O embrião segundo a Igreja Católica
Face a tudo o que já foi abordado sobre o tema conclui-se que o ponto central da discussão sobre a despenalização do aborto deveria incidir sobre a ontologia do embrião, se é ou não uma pessoa.
Do ponto de vista científico é falso, como pretendem muitos pró-prisão aproveitando-se da falta de conhecimentos científicos da maioria da população, que a ciência diga que a vida começa na concepção. A ciência não pode dizer que há um ponto em que a vida começa porque esta nunca acabou. Tanto o óvulo como o espermatozóide estão vivos, são formas de vida humana. E formas de vida humana a que não concedemos qualquer dignidade ou valor.

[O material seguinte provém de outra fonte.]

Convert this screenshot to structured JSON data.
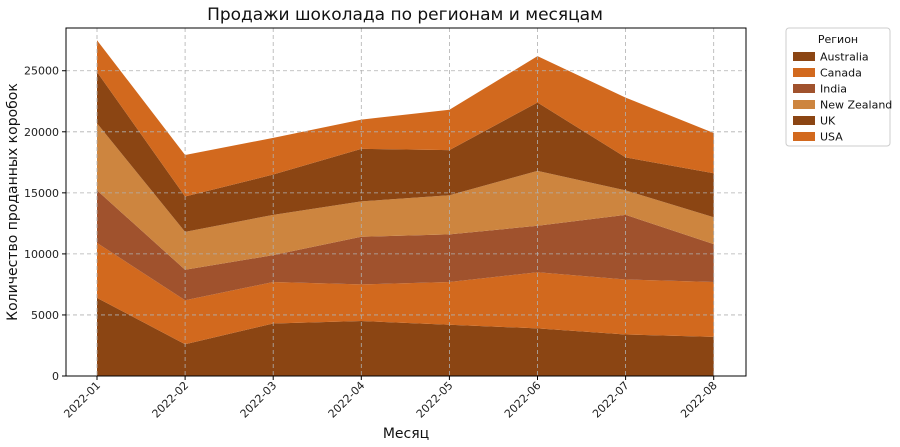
{
  "chart_data": {
    "type": "area",
    "stacked": true,
    "title": "Продажи шоколада по регионам и месяцам",
    "xlabel": "Месяц",
    "ylabel": "Количество проданных коробок",
    "categories": [
      "2022-01",
      "2022-02",
      "2022-03",
      "2022-04",
      "2022-05",
      "2022-06",
      "2022-07",
      "2022-08"
    ],
    "ylim": [
      0,
      28500
    ],
    "yticks": [
      0,
      5000,
      10000,
      15000,
      20000,
      25000
    ],
    "grid": true,
    "legend": {
      "title": "Регион",
      "placement": "outside-right-top"
    },
    "series": [
      {
        "name": "Australia",
        "color": "#8b4513",
        "values": [
          6400,
          2600,
          4300,
          4500,
          4200,
          3900,
          3400,
          3200
        ]
      },
      {
        "name": "Canada",
        "color": "#d2691e",
        "values": [
          4500,
          3600,
          3400,
          3000,
          3500,
          4600,
          4500,
          4500
        ]
      },
      {
        "name": "India",
        "color": "#a0522d",
        "values": [
          4300,
          2500,
          2200,
          3900,
          3900,
          3800,
          5300,
          3100
        ]
      },
      {
        "name": "New Zealand",
        "color": "#cd853f",
        "values": [
          5500,
          3100,
          3300,
          2900,
          3200,
          4500,
          2000,
          2200
        ]
      },
      {
        "name": "UK",
        "color": "#8b4513",
        "values": [
          4200,
          2900,
          3300,
          4300,
          3700,
          5600,
          2700,
          3600
        ]
      },
      {
        "name": "USA",
        "color": "#d2691e",
        "values": [
          2600,
          3400,
          3000,
          2400,
          3300,
          3800,
          4900,
          3300
        ]
      }
    ]
  }
}
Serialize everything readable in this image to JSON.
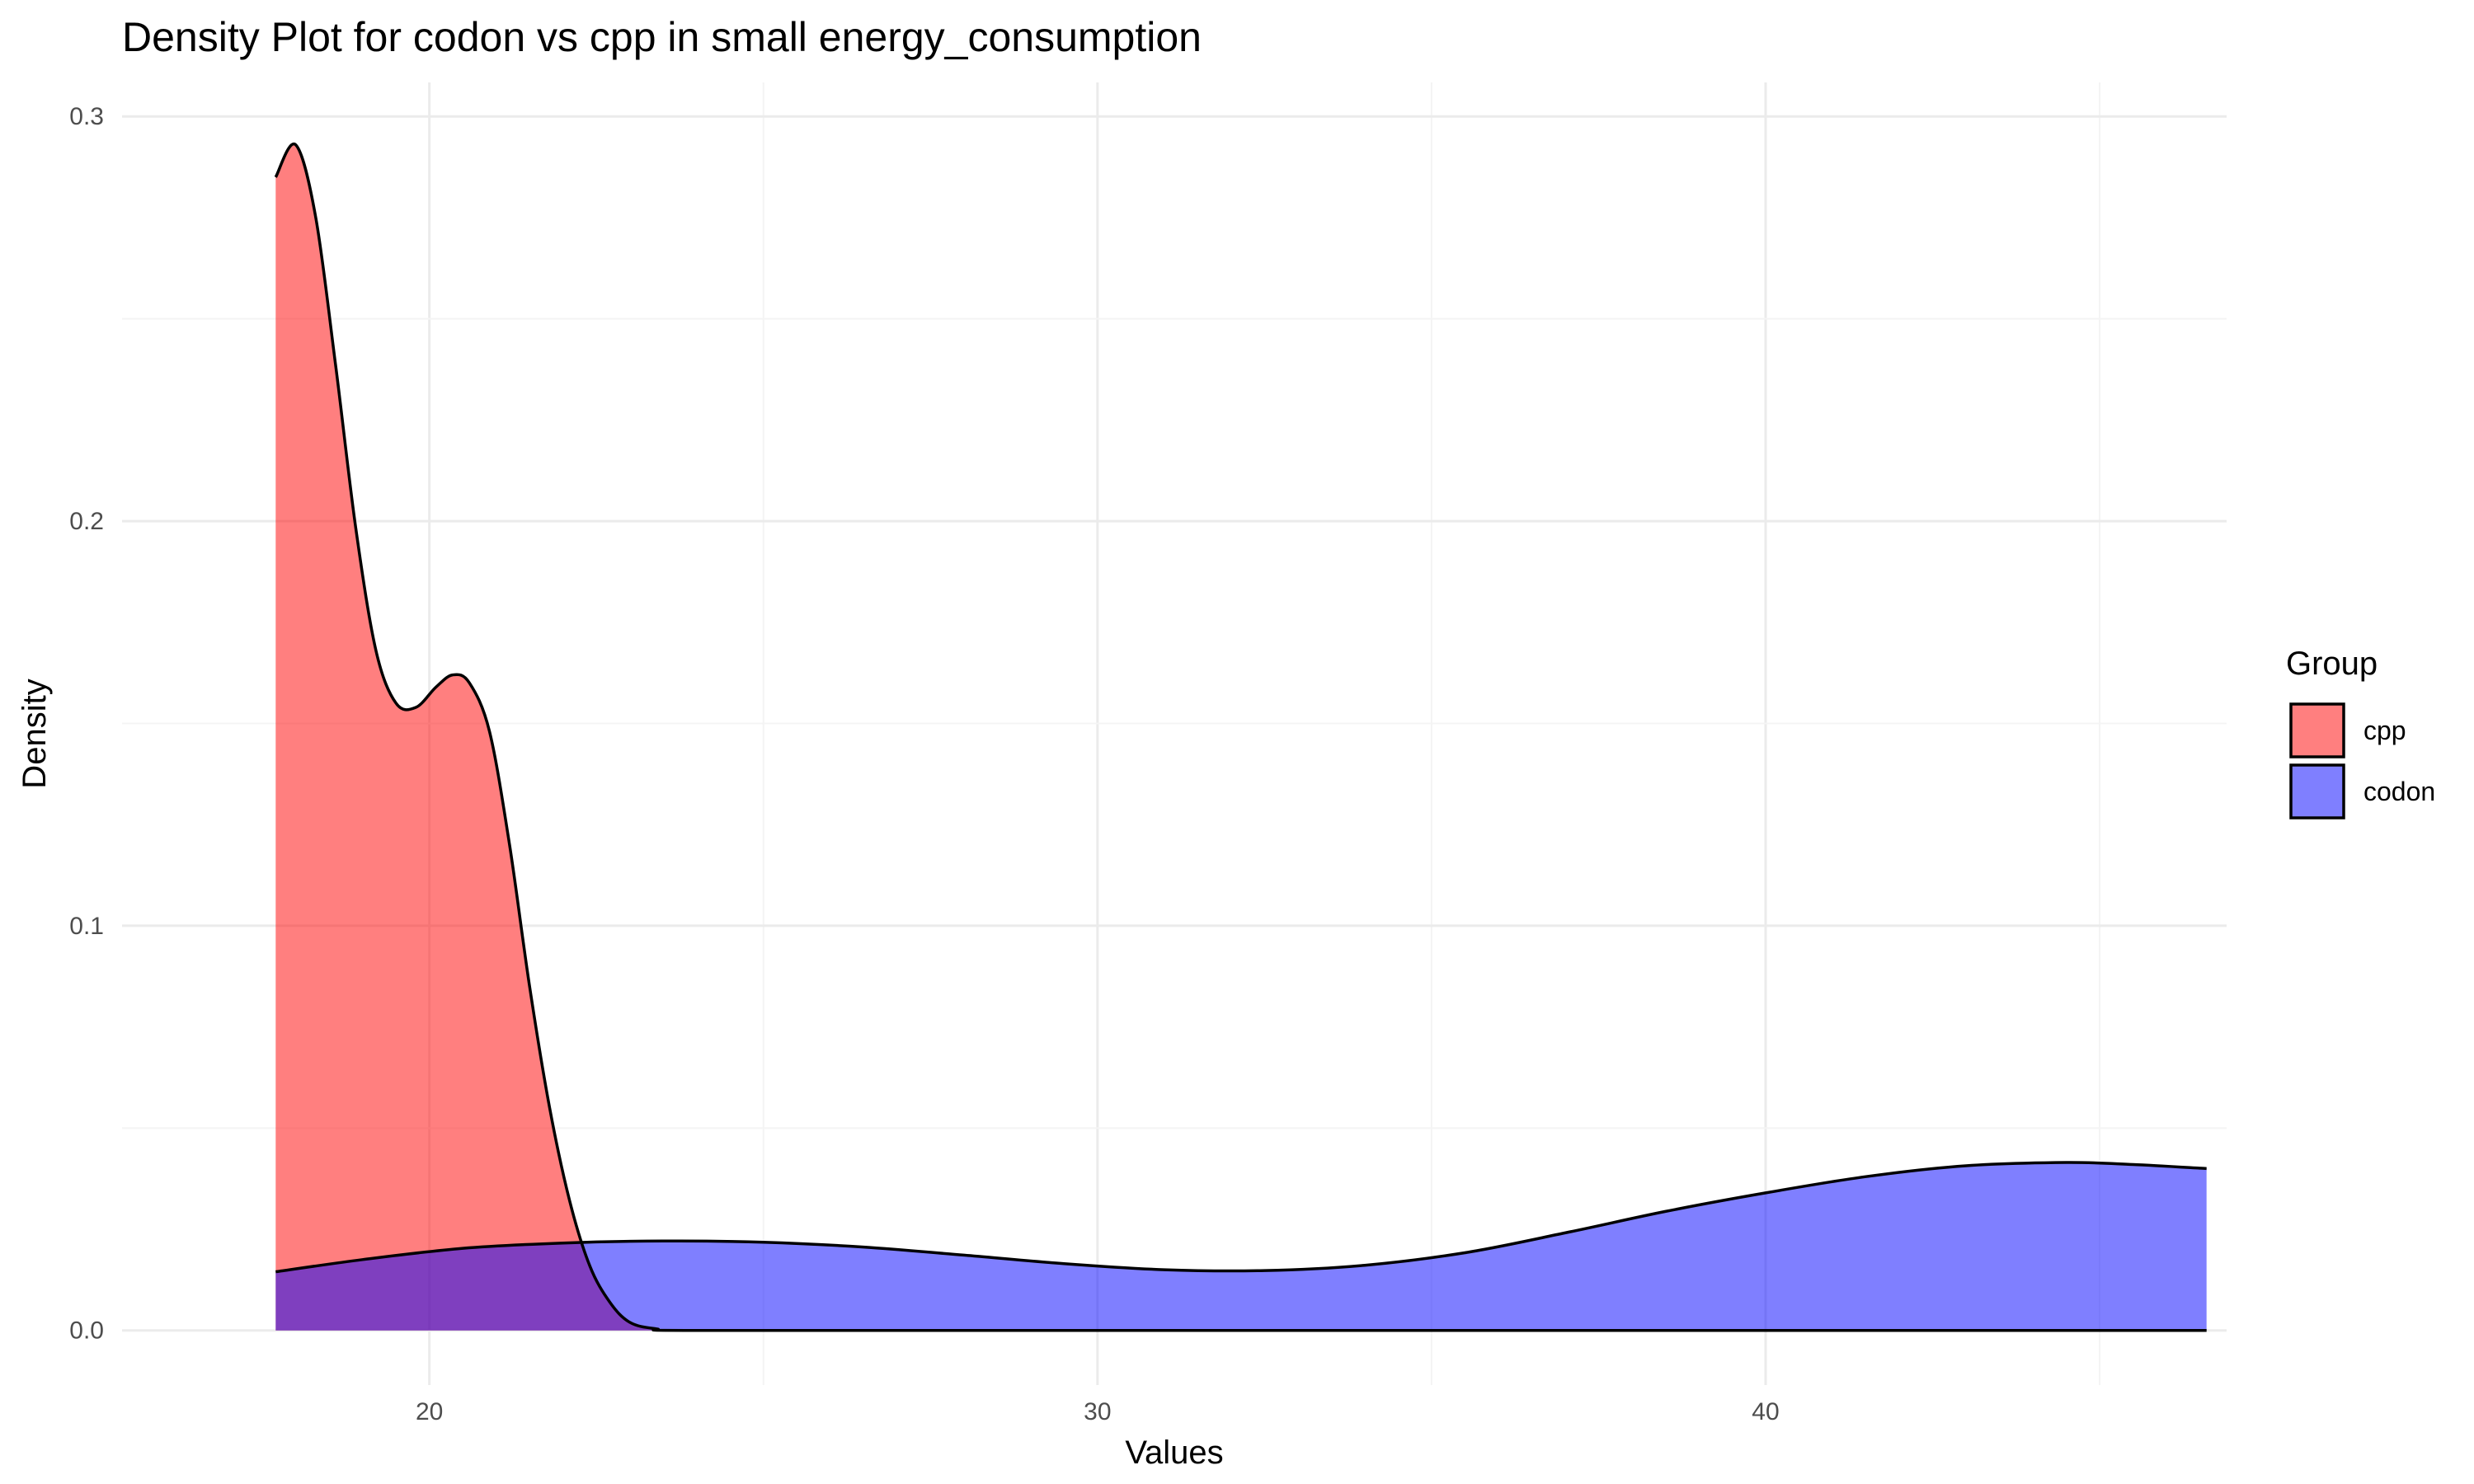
{
  "chart_data": {
    "type": "area",
    "title": "Density Plot for codon vs cpp in small energy_consumption",
    "xlabel": "Values",
    "ylabel": "Density",
    "xlim": [
      15.4,
      46.9
    ],
    "ylim": [
      -0.0135,
      0.3084
    ],
    "x_ticks": [
      20,
      30,
      40
    ],
    "x_tick_labels": [
      "20",
      "30",
      "40"
    ],
    "y_ticks": [
      0.0,
      0.1,
      0.2,
      0.3
    ],
    "y_tick_labels": [
      "0.0",
      "0.1",
      "0.2",
      "0.3"
    ],
    "grid": true,
    "legend": {
      "title": "Group",
      "position": "right"
    },
    "series": [
      {
        "name": "cpp",
        "color": "#FF0000",
        "fill_opacity": 0.5,
        "points": [
          [
            17.7,
            0.285
          ],
          [
            18.0,
            0.293
          ],
          [
            18.3,
            0.275
          ],
          [
            18.6,
            0.238
          ],
          [
            18.9,
            0.198
          ],
          [
            19.2,
            0.168
          ],
          [
            19.5,
            0.155
          ],
          [
            19.8,
            0.154
          ],
          [
            20.1,
            0.159
          ],
          [
            20.35,
            0.162
          ],
          [
            20.6,
            0.16
          ],
          [
            20.9,
            0.148
          ],
          [
            21.2,
            0.12
          ],
          [
            21.5,
            0.085
          ],
          [
            21.8,
            0.055
          ],
          [
            22.1,
            0.032
          ],
          [
            22.4,
            0.016
          ],
          [
            22.7,
            0.007
          ],
          [
            23.0,
            0.002
          ],
          [
            23.4,
            0.0004
          ],
          [
            24.0,
            0.0
          ],
          [
            30.0,
            0.0
          ],
          [
            40.0,
            0.0
          ],
          [
            46.6,
            0.0
          ]
        ]
      },
      {
        "name": "codon",
        "color": "#0000FF",
        "fill_opacity": 0.5,
        "points": [
          [
            17.7,
            0.0145
          ],
          [
            19.0,
            0.0175
          ],
          [
            20.5,
            0.0203
          ],
          [
            22.0,
            0.0216
          ],
          [
            23.5,
            0.0221
          ],
          [
            25.0,
            0.0218
          ],
          [
            26.5,
            0.0206
          ],
          [
            28.0,
            0.0186
          ],
          [
            29.5,
            0.0165
          ],
          [
            31.0,
            0.015
          ],
          [
            32.5,
            0.0148
          ],
          [
            34.0,
            0.0161
          ],
          [
            35.5,
            0.0192
          ],
          [
            37.0,
            0.0241
          ],
          [
            38.5,
            0.0294
          ],
          [
            40.0,
            0.034
          ],
          [
            41.5,
            0.038
          ],
          [
            43.0,
            0.0407
          ],
          [
            44.5,
            0.0415
          ],
          [
            45.5,
            0.041
          ],
          [
            46.6,
            0.04
          ]
        ]
      }
    ]
  }
}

A discussão sobre se o embrião é ou não uma pessoa deveria fundamentar-se assim em algo mais concreto que dizer vagamente que é vida humana porque há muitas formas de vida humana que não são pessoas. É necessário discutir aquilo que nos caracteriza e identifica como pessoas, o ser do homem que nos distingue de outras formas de vida, humana ou não!
A concepção do ser do homem continua, no entanto, refém da teologia cristã, que cristalizou num paradigma completamente desadequado ao conhecimento actual.

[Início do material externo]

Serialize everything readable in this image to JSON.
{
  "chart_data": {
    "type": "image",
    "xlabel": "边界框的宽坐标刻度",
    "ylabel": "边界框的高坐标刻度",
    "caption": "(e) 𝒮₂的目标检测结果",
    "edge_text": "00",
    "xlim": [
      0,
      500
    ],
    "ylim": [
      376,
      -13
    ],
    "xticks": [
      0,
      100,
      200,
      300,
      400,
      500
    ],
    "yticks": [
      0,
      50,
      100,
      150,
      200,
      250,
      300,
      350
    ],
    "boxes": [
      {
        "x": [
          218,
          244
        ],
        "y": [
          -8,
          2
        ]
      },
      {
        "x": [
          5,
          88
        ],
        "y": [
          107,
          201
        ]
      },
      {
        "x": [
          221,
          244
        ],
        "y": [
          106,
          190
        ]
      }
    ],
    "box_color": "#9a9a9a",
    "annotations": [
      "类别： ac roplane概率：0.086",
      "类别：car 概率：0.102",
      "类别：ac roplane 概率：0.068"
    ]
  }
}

Concepção resumida numa alocução de João Paulo II aos membros da Pontifícia Academia para a Vida :«há que reconhecer a qualidade essencial que distingue cada criatura humana, pelo facto de ter sido criada à imagem e semelhança do próprio Criador. Constituído de corpo e de espírito na unidade da pessoa, o homem corpore et anima unus (…) possui por essência uma dignidade superior às outras criaturas visíveis, vivas e não vivas».
Ora é essa «qualidade essencial» que caracteriza o ser do Homem e lhe confere uma dignidade superior que a Igreja não consegue explicar quando aparece. De facto, apenas sustenta que «os seres vivos são formados por um corpo biológico organizado e por um princípio vital» sem explicar quando surge esse «princípio vital», que para os humanos a Igreja Católica afirma ser a tal anima que só a ICAR pode salvar.
Mas como mitologias religiosas não devem ser a base de sustentação de qualquer lei num Estado supostamente laico vamos ver o que de facto defendem a ICAR e seus representantes na sociedade civil quando se dizem «defensores intransigentes da vida».
Na encíclica Evangelium Vitae, João Paulo II, evitando declarar expressamente que o momento da animação coincide com o da concepção, afirma que a ciência actual «pode oferecer indicações preciosas para discernir racionalmente uma presença pessoal desde o primeiro surgir de uma vida humana». Não se percebe exactamente o que significa este preâmbulo já que João Paulo II não explicita o que é esta presença pessoal que supostamente a ciência discerne num óvulo e num espermatozóide- o primeiro surgir da vida humana!
O que é para a Igreja a «presença pessoal» é esclarecido quando mais à frente no texto é declarada errada a teoria aristotélica da animação tardia, que foi defendida pela Igreja até 1869, data em que Pio IX, no âmbito da sua guerra declarada à modernidade, proclama, sem qualquer sustentação teológica ou conciliar, o novo dogma da animação imediata – isto é, que a alma entra no corpo no momento da fecundação – e torna um «pecado» o aborto até então aceite pela Igreja.
Ou seja, para a Igreja de Roma a tal presença pessoal que transforma uma forma biológica de vida sem valor intrínseco numa pessoa é a alma que João Paulo II, metendo os pés pelas mãos, afirma que a ciência (?) permite discernir como animando o tal corpo biológico no momento da concepção, mais concretamente declara que a teoria da animação tardia «fundava-se sobre conhecimentos embriológicos errados», mas ao mesmo tempo afirma que o conhecimento embriológico actual está igualmente errado porque «atribui o estatuto de pessoa humana ao embrião só na fase da consciência de si (no final da gestação)»!